Dan Zimmerman and Andrew Meier, although but in their 30’s and 20’s are the key movers in the Green County Antique Farm Heritage Club. Zimmerman owns several threshers, grain binders and about 30 tractors including the Rumely Oil Pull.
“One of every color,” he says.
After 16 years working as a mechanic in Madison, he moved to 25 acres near Monroe and runs Zimmerman Restoration & Repair LLC.
'My wife, Danielle also owns tractors,” he says.
Andrew Meier works at Sloan Implement in Monroe and owns about 25 antique tractors and some 70 garden tractors.
He mentioned his upcoming marriage in October and I commented that I hoped his new wife will put up with his old tractor hobby.
“Yes, she will,” he replied. “Her name is Courtney Foulker and her great granddad was a well known collector and she owns more tractors than I do.”
Both Zimmerman and Meier were pleased with their efforts in presenting this first show and look forward to next year. They are also looking to grow the Green County Antique Farm Heritage Club membership. To join the fun call Dan at 608-206-2995 or Andrew at 608-558-4224.
As for me, I first took a wagon to threshing at about age 12 when my father was undergoing what was then called radium treatments for cancer (he fully recovered). I well remember the older pitchers who did their best to bury me in oats bundles thereby causing me to build a bad load and lose it before getting to the thresher. (I didn’t.)
I also remember the huge noon meals prepared by the host farmers wives: Meals made for hungry farmers who expected big plates of meat, potatoes and gravy and big slices of pie. Every noon meal was a competition among the farm wives to serve more and better meals than the other families. No prizes, just the pride.

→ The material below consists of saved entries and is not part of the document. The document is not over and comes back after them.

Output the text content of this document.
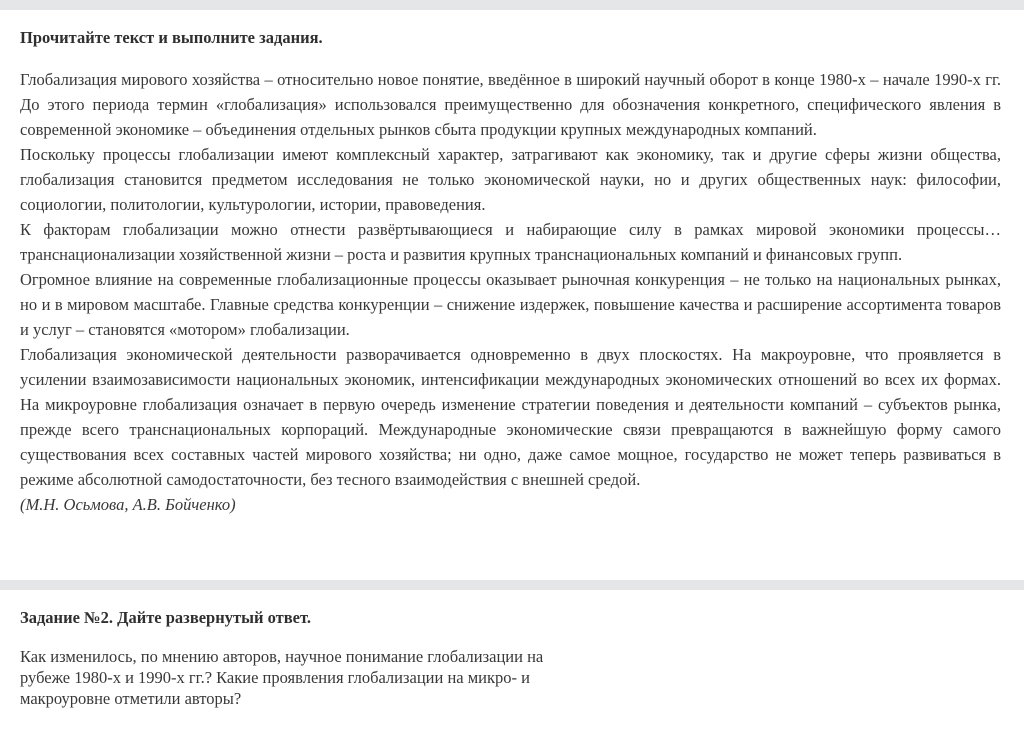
Прочитайте текст и выполните задания.

Глобализация мирового хозяйства – относительно новое понятие, введённое в широкий научный оборот в конце 1980-х – начале 1990-х гг. До этого периода термин «глобализация» использовался преимущественно для обозначения конкретного, специфического явления в современной экономике – объединения отдельных рынков сбыта продукции крупных международных компаний.

Поскольку процессы глобализации имеют комплексный характер, затрагивают как экономику, так и другие сферы жизни общества, глобализация становится предметом исследования не только экономической науки, но и других общественных наук: философии, социологии, политологии, культурологии, истории, правоведения.

К факторам глобализации можно отнести развёртывающиеся и набирающие силу в рамках мировой экономики процессы… транснационализации хозяйственной жизни – роста и развития крупных транснациональных компаний и финансовых групп.

Огромное влияние на современные глобализационные процессы оказывает рыночная конкуренция – не только на национальных рынках, но и в мировом масштабе. Главные средства конкуренции – снижение издержек, повышение качества и расширение ассортимента товаров и услуг – становятся «мотором» глобализации.

Глобализация экономической деятельности разворачивается одновременно в двух плоскостях. На макроуровне, что проявляется в усилении взаимозависимости национальных экономик, интенсификации международных экономических отношений во всех их формах. На микроуровне глобализация означает в первую очередь изменение стратегии поведения и деятельности компаний – субъектов рынка, прежде всего транснациональных корпораций. Международные экономические связи превращаются в важнейшую форму самого существования всех составных частей мирового хозяйства; ни одно, даже самое мощное, государство не может теперь развиваться в режиме абсолютной самодостаточности, без тесного взаимодействия с внешней средой.

(М.Н. Осьмова, А.В. Бойченко)
Задание №2. Дайте развернутый ответ.
Как изменилось, по мнению авторов, научное понимание глобализации на рубеже 1980-х и 1990-х гг.? Какие проявления глобализации на микро- и макроуровне отметили авторы?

No, farm antique tractor shows are not just for old people that used them. You’ll see hordes of youngsters of all ages: Little boys and girls spinning the steering wheel and imagining themselves going down the field; Teenagers with wrenches in hand and oily arms and faces and of course adults of every age working on their equipment or talking about finding, fixing, restoring and exhibiting their hard work.
As a visitor you should look close, seek out the owner and ask questions, lots of questions.
Good luck to Dan, Andrew and others who put together this first show, hope to see you next year at an even bigger event.